First there was money laundering. Then foreign-exchange rigging. Now tax evasion.
Politicians and analysts are asking whether big banks, which during the crisis were considered to be too large to be allowed to fail without endangering the wider economy, have also become too big to manage.
“If they’re too big to fail, they’re too big to control,” said Crawford Spence, a professor of accounting at Warwick Business School. “But are they too big to bludgeon into corporate responsibility?”
While Douglas Flint and Stuart Gulliver have publicly apologised for HSBC’s conduct, they stress that the issue is an historical one and that the bank has taken steps to ensure proper practices. HSBC has “no appetite” to help tax evaders, the bank said in an open letter published in national newspapers.

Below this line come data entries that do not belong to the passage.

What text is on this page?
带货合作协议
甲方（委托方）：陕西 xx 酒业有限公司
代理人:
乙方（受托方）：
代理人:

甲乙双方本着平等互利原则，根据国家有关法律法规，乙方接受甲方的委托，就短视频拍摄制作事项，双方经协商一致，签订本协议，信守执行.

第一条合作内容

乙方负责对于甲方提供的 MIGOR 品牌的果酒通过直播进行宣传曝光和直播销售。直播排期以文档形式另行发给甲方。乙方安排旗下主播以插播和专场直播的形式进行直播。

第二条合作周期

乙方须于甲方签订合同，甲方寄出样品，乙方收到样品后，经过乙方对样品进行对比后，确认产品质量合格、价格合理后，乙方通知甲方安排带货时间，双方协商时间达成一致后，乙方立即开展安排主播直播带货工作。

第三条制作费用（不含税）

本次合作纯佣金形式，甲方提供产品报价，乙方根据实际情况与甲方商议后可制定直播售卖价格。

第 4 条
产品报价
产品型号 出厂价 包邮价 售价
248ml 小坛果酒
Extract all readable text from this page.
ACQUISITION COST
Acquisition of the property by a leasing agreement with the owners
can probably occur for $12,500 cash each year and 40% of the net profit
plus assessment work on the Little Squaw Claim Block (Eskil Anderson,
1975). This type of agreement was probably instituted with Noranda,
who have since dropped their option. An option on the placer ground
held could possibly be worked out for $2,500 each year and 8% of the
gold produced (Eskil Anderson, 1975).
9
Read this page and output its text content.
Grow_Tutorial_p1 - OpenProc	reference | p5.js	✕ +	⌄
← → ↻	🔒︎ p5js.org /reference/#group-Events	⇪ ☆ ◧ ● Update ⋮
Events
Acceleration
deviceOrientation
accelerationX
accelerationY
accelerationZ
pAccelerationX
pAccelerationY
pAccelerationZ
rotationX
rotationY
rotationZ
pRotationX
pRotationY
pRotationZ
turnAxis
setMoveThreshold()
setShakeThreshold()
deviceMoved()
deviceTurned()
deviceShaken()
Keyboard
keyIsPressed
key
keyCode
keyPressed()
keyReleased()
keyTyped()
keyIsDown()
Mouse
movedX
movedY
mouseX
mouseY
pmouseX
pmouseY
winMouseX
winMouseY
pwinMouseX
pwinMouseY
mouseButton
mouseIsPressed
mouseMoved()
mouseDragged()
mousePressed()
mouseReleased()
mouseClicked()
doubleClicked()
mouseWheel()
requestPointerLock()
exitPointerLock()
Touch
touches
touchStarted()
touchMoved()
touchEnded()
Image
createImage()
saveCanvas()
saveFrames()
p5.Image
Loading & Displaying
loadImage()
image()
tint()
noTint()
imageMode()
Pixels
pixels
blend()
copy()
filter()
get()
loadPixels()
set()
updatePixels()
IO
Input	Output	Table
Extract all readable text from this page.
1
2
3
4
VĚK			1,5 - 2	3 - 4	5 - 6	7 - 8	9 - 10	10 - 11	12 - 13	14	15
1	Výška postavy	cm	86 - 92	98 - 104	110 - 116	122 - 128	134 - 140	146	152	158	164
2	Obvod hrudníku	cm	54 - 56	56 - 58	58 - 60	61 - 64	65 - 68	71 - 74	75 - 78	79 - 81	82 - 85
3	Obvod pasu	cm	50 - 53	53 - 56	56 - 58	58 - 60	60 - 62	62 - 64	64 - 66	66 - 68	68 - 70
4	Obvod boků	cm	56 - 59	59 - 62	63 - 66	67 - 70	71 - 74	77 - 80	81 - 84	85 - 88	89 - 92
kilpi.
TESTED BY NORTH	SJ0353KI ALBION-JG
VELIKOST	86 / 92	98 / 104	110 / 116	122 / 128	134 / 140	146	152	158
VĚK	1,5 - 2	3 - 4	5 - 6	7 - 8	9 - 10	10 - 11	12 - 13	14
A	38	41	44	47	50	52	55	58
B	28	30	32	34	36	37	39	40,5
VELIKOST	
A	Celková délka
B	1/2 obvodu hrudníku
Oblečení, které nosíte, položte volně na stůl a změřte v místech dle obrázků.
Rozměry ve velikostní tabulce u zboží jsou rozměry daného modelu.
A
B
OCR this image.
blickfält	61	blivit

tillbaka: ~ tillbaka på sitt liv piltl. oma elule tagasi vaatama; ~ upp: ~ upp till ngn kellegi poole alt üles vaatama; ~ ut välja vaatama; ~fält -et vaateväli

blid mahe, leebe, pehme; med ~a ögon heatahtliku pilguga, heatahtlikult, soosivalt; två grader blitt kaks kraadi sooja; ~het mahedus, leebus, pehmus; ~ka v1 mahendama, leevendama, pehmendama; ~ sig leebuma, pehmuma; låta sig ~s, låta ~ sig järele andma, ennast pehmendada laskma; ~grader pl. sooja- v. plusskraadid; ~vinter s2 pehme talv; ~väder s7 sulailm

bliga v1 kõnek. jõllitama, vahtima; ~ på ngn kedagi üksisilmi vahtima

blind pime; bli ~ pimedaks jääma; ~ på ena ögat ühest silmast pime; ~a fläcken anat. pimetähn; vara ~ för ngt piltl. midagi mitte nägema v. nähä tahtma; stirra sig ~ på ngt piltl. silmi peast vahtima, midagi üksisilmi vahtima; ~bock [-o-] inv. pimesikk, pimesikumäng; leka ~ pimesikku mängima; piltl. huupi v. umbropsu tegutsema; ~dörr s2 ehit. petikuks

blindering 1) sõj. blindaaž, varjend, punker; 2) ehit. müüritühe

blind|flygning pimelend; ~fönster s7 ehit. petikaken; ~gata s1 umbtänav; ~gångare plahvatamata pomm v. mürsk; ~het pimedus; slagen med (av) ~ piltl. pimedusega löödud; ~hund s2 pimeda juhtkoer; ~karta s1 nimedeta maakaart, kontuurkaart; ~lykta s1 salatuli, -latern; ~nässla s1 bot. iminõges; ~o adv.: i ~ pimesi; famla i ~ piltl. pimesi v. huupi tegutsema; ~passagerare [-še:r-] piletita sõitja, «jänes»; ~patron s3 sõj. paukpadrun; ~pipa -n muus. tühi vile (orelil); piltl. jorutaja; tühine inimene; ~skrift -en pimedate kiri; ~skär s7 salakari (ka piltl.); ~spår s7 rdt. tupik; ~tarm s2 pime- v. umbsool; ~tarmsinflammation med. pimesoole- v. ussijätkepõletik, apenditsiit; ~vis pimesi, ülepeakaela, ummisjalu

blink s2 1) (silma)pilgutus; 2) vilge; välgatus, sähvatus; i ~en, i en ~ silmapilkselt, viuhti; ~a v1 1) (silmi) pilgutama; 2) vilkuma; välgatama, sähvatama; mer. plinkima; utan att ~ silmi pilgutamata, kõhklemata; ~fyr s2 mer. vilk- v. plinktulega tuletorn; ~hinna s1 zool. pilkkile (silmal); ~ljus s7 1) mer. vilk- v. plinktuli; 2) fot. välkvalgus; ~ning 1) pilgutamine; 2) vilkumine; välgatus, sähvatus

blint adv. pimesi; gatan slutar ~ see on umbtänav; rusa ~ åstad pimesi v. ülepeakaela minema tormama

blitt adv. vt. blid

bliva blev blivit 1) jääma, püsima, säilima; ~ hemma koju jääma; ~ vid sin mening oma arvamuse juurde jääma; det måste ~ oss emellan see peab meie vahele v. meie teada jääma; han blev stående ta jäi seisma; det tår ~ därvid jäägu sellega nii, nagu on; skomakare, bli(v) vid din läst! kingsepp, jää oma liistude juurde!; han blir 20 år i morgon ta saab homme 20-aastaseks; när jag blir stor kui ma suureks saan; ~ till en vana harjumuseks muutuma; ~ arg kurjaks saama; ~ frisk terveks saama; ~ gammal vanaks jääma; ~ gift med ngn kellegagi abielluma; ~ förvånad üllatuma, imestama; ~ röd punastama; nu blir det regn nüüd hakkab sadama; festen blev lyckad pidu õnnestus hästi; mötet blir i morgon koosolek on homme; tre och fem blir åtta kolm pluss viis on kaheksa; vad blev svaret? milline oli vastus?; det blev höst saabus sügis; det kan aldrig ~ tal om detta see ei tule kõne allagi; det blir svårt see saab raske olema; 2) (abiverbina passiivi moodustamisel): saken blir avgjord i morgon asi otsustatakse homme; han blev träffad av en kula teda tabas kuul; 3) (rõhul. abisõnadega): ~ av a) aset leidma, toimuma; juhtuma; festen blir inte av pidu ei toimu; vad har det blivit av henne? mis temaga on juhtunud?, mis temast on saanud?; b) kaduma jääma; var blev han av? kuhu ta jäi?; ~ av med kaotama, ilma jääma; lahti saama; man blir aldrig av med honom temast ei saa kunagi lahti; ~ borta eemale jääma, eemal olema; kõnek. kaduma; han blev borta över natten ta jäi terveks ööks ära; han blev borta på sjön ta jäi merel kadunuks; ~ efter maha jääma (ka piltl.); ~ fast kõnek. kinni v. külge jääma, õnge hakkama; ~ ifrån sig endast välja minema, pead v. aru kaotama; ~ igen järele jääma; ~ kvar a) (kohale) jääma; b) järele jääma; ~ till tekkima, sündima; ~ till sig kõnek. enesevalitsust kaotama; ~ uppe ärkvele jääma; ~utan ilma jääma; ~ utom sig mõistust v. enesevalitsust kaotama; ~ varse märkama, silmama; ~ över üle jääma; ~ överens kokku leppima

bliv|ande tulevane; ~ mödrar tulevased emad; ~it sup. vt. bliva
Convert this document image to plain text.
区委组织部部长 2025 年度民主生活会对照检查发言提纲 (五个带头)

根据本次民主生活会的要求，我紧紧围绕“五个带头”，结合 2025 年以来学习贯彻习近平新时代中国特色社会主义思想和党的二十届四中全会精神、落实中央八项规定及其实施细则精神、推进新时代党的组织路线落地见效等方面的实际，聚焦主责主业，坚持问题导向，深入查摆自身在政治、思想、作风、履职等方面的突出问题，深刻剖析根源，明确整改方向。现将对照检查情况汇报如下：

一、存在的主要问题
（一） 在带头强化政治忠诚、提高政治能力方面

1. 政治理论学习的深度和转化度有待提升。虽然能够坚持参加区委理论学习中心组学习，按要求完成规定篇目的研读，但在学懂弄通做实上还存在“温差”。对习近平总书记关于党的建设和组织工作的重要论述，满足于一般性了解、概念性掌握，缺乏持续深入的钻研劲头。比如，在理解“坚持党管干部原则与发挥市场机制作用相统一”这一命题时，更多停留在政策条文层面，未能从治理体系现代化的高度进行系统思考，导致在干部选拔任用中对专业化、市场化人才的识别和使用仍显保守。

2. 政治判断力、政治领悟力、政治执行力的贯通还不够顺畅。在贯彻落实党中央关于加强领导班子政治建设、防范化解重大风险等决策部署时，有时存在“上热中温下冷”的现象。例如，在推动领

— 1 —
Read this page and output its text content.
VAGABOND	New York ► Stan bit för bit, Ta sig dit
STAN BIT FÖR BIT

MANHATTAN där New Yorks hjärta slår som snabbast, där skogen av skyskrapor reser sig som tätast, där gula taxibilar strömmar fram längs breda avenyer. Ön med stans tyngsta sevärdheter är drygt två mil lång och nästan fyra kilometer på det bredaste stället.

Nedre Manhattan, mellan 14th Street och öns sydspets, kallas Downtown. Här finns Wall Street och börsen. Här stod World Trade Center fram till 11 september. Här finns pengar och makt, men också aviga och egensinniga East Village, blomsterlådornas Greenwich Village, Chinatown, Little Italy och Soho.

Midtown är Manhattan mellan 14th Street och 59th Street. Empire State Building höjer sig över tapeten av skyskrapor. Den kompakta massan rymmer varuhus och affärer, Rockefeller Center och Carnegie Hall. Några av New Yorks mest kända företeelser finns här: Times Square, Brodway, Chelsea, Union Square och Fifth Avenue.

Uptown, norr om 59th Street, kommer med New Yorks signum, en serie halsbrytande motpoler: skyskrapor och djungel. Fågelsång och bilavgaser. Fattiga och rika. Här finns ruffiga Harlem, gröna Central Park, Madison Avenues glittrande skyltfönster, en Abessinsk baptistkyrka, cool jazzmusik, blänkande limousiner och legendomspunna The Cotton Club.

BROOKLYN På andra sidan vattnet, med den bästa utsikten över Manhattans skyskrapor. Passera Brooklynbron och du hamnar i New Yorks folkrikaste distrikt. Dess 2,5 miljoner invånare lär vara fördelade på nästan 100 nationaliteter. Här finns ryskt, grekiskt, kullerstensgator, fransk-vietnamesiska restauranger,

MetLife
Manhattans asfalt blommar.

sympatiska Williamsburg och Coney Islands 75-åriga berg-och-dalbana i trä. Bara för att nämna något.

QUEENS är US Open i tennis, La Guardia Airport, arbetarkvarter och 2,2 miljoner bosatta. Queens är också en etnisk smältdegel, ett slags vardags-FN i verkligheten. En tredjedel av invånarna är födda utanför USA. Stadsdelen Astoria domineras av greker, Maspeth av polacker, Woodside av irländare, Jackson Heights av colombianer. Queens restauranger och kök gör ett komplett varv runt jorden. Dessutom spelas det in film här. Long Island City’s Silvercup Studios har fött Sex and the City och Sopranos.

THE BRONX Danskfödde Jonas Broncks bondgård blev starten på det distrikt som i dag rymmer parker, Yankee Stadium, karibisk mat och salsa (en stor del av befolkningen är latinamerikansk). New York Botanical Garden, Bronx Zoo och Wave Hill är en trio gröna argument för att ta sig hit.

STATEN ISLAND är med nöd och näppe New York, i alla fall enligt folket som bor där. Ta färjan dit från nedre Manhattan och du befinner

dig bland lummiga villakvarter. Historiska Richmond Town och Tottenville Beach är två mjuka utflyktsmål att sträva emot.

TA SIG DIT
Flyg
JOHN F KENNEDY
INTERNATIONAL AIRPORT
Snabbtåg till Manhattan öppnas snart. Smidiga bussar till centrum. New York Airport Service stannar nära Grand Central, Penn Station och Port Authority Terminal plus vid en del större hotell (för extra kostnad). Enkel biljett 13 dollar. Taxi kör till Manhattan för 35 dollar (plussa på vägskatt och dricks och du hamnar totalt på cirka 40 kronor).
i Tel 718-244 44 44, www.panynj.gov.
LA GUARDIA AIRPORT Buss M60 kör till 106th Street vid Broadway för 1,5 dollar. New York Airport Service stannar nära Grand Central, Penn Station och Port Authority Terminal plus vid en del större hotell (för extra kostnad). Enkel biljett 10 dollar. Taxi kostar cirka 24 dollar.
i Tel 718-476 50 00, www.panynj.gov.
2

The scandal broke this month when reporters mined a trove of leaked documents from 2005-07 for details of 30,000 accounts at the Swiss private bank that held almost $120 billion of assets. The information was turned over to French authorities by a former bank employee.
Swiss banking giants UBS and Credit Suisse have both agreed to fines in the U.S. on allegations they conspired to help Americans evade taxes. The U.S. Department of Justice says it is investigating “numerous additional offshore banks” in Switzerland, India, Israel and other countries.
“Although the political pressure has been on HSBC for helping wealthy individuals avoid tax, other banks will be just as culpable,” said Louise Cooper, a former Goldman Sachs stockbroker who writes the financial blog CooperCity. “If you think this is just HSBC, then you are mistaken. HSBC is just the bank to get caught as the French whistleblower happened to work there.”
But tax evasion is only the most recent issue to damage HSBC’s reputation.
In 2013, the bank agreed to pay U.S. authorities $1.9 billion to settle charges that its practices enabled Latin American drug cartels to launder billions of dollars. U.S. and U.K. regulators in December fined it another $618 million for failing to prevent manipulation of foreign-exchange markets.
“The business acquired was not fully integrated into HSBC, allowing different cultures and standards to persist,” the bank said in a report released this month. “With hindsight, it’s clear that too many small and high risk accounts were maintained and the business was stretched over more than 150 geographical markets.”
Founded 150 years ago as the Hong Kong and Shanghai Banking Corp., HSBC now has more than 6,100 offices in 73 countries. Under Mr. Gulliver’s leadership, HSBC has simplified its organisational structure and reduced its workforce by about 17 per cent to 257,000.
“It might be worth thinking more carefully about whether some banks can become ‘too big to regulate’ — in terms of the legal jurisdictions they span, in terms of the influence they can bring to bear upon regulators over extended periods of time, and in terms of the possible systemic effects of strict enforcement actions,” said Kim Kaivanto, an economist at Lancaster University Management School.
On a conference call with reporters this week, Mr. Gulliver said society now holds public companies to a higher standard than other large institutions, such as the military arguing essentially that top executives shouldn’t be held responsible for the actions of individual employees, just as generals aren’t expected to track the actions every solider in the trenches.
“I don’t think the firm is too big to manage,” Mr. Gulliver said. The chief executive was personally dragged into the scandal last weekend, when the Guardian reported that Mr. Gulliver himself had an account at the Swiss private bank.
Mr. Gulliver said he opened the account through a Panamanian company to protect his own privacy because other executives at HSBC’s Hong Kong offices were able to see what their colleagues were earning. He insisted he’s paid all his taxes.
But top bankers may find themselves increasingly under the focus of regulators. Writing in the Financial Times , Andrew Bailey, the Bank of England’s deputy governor for prudential regulation, outlined legislation that would increase the power to take action against senior managers who don’t take reasonable steps to avoid problems such as tax evasion.
“We do not seek to collect scalps, or to make examples of individuals,” he wrote. “Success will be well-governed companies, where senior management know what is expected and run their firms responsibly.”